Introduction to the philosophy  of Refuse, Reduce , Reuse and  Recycle with an emphasis on systemic approach with social responsibility. Inspiration and inputs will be drawn from successful oriental practices, Gandhian philosophy,
Socio-economic models and enterprises.

Documentary films/ Ted talks by Arvind Gupta, Anupam Mishra

PM: Assignment/ exercise:  collect junk from immediate environ and design
useful / aesthetic / communicative artifacts.

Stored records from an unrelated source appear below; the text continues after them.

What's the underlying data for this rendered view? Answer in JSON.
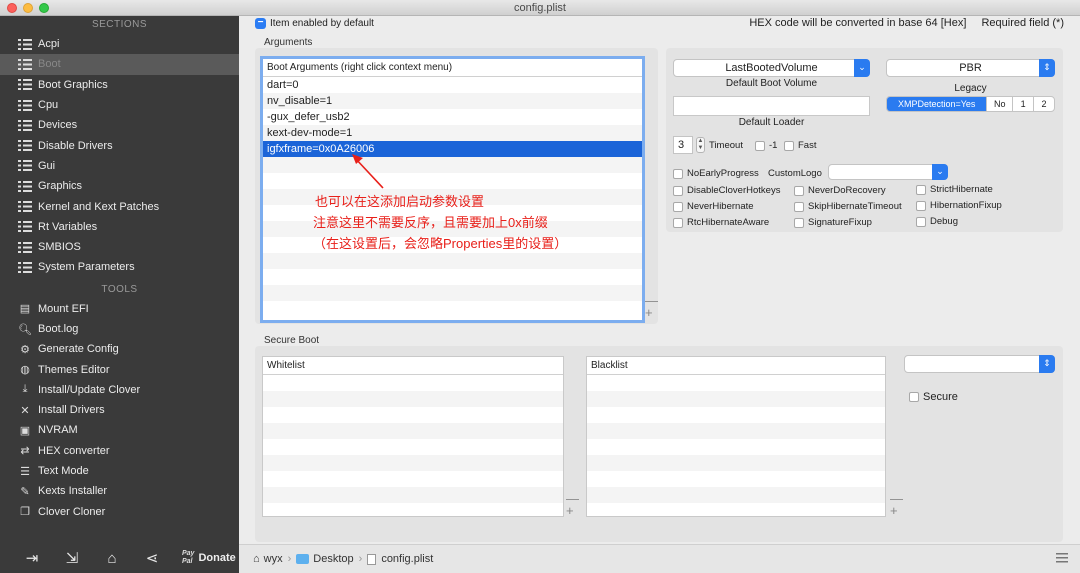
{
  "window": {
    "title": "config.plist"
  },
  "sidebar": {
    "sections_heading": "SECTIONS",
    "sections": [
      {
        "label": "Acpi",
        "icon": "list-icon"
      },
      {
        "label": "Boot",
        "icon": "list-icon",
        "selected": true
      },
      {
        "label": "Boot Graphics",
        "icon": "list-icon"
      },
      {
        "label": "Cpu",
        "icon": "list-icon"
      },
      {
        "label": "Devices",
        "icon": "list-icon"
      },
      {
        "label": "Disable Drivers",
        "icon": "list-icon"
      },
      {
        "label": "Gui",
        "icon": "list-icon"
      },
      {
        "label": "Graphics",
        "icon": "list-icon"
      },
      {
        "label": "Kernel and Kext Patches",
        "icon": "list-icon"
      },
      {
        "label": "Rt Variables",
        "icon": "list-icon"
      },
      {
        "label": "SMBIOS",
        "icon": "list-icon"
      },
      {
        "label": "System Parameters",
        "icon": "list-icon"
      }
    ],
    "tools_heading": "TOOLS",
    "tools": [
      {
        "label": "Mount EFI",
        "icon": "disk-icon"
      },
      {
        "label": "Boot.log",
        "icon": "log-search-icon"
      },
      {
        "label": "Generate Config",
        "icon": "gears-icon"
      },
      {
        "label": "Themes Editor",
        "icon": "palette-icon"
      },
      {
        "label": "Install/Update Clover",
        "icon": "download-icon"
      },
      {
        "label": "Install Drivers",
        "icon": "tools-icon"
      },
      {
        "label": "NVRAM",
        "icon": "chip-icon"
      },
      {
        "label": "HEX converter",
        "icon": "convert-icon"
      },
      {
        "label": "Text Mode",
        "icon": "text-mode-icon"
      },
      {
        "label": "Kexts Installer",
        "icon": "wrench-icon"
      },
      {
        "label": "Clover Cloner",
        "icon": "clone-icon"
      }
    ],
    "bottom": {
      "paypal_line1": "Pay",
      "paypal_line2": "Pal",
      "donate_label": "Donate"
    }
  },
  "main": {
    "item_enabled_label": "Item enabled by default",
    "hex_note": "HEX code will be converted in base 64 [Hex]",
    "required_note": "Required field (*)",
    "arguments_label": "Arguments",
    "boot_args_header": "Boot Arguments (right click context menu)",
    "boot_args": [
      "dart=0",
      "nv_disable=1",
      "-gux_defer_usb2",
      "kext-dev-mode=1",
      "igfxframe=0x0A26006",
      "",
      "",
      "",
      "",
      "",
      "",
      "",
      "",
      ""
    ],
    "annotation": {
      "line1": "也可以在这添加启动参数设置",
      "line2": "注意这里不需要反序，且需要加上0x前缀",
      "line3": "（在这设置后，会忽略Properties里的设置）"
    },
    "default_volume": "LastBootedVolume",
    "default_volume_label": "Default Boot Volume",
    "legacy_value": "PBR",
    "legacy_label": "Legacy",
    "default_loader_value": "",
    "default_loader_label": "Default Loader",
    "xmp": [
      "XMPDetection=Yes",
      "No",
      "1",
      "2"
    ],
    "timeout_value": "3",
    "timeout_label": "Timeout",
    "minus_one_label": "-1",
    "fast_label": "Fast",
    "no_early_progress": "NoEarlyProgress",
    "custom_logo": "CustomLogo",
    "flags_col1": [
      "DisableCloverHotkeys",
      "NeverHibernate",
      "RtcHibernateAware"
    ],
    "flags_col2": [
      "NeverDoRecovery",
      "SkipHibernateTimeout",
      "SignatureFixup"
    ],
    "flags_col3": [
      "StrictHibernate",
      "HibernationFixup",
      "Debug"
    ],
    "secure_boot_label": "Secure Boot",
    "whitelist_header": "Whitelist",
    "blacklist_header": "Blacklist",
    "secure_label": "Secure",
    "plus": "+",
    "minus": "—"
  },
  "pathbar": {
    "home": "wyx",
    "folder": "Desktop",
    "file": "config.plist"
  },
  "colors": {
    "accent": "#2a7bf0",
    "sidebar_bg": "#3a3a3a",
    "annotation": "#e8201a",
    "selection": "#1b64d8"
  }
}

Intro to the format of Mapping the life cycle of a product / system and expanding the steps into a creative representation / expression  by visiting Ravivari

Day 2- 22nd (Sunday)

Survey of Ravivari.

Map the life cycle of a product / system and expanding the steps into a creative representation / expression

Day 3 – 23rd  (Monday)
AM:
Discussion and presentation of their ravivari product cycle maps.
Identification of area of application and project buildup by students
Intro to course project:   ‘Jugaad’ as an ideology & as an Indian argument for ‘sustainable’ sustainability solution to green economy.
      DIY / re/up-cycling system design,
      Exploring seed ideas / areas of applicability for Indian context.
      Poster design & Personal argument as assignment.


Day 4 – 24th (Tuesday)

AM:
story of the stuff
Ideas of entrepreneurial models,   – talk by Rustam
course project continues – present final ideas with preliminary research.

Day 5 – 25th (Wednesday)
AM: 
Classroom discussion on Thunk design and waste management models of kanika etc. 
Project progress review


Day 6 – 30th (Monday)
 Review @ 12
Discussion of display idea.
Day 7 – 31st (Tuesday)
Final Display.
Summery of learning from the course – group presentation & discussion— course documentation with reflective note.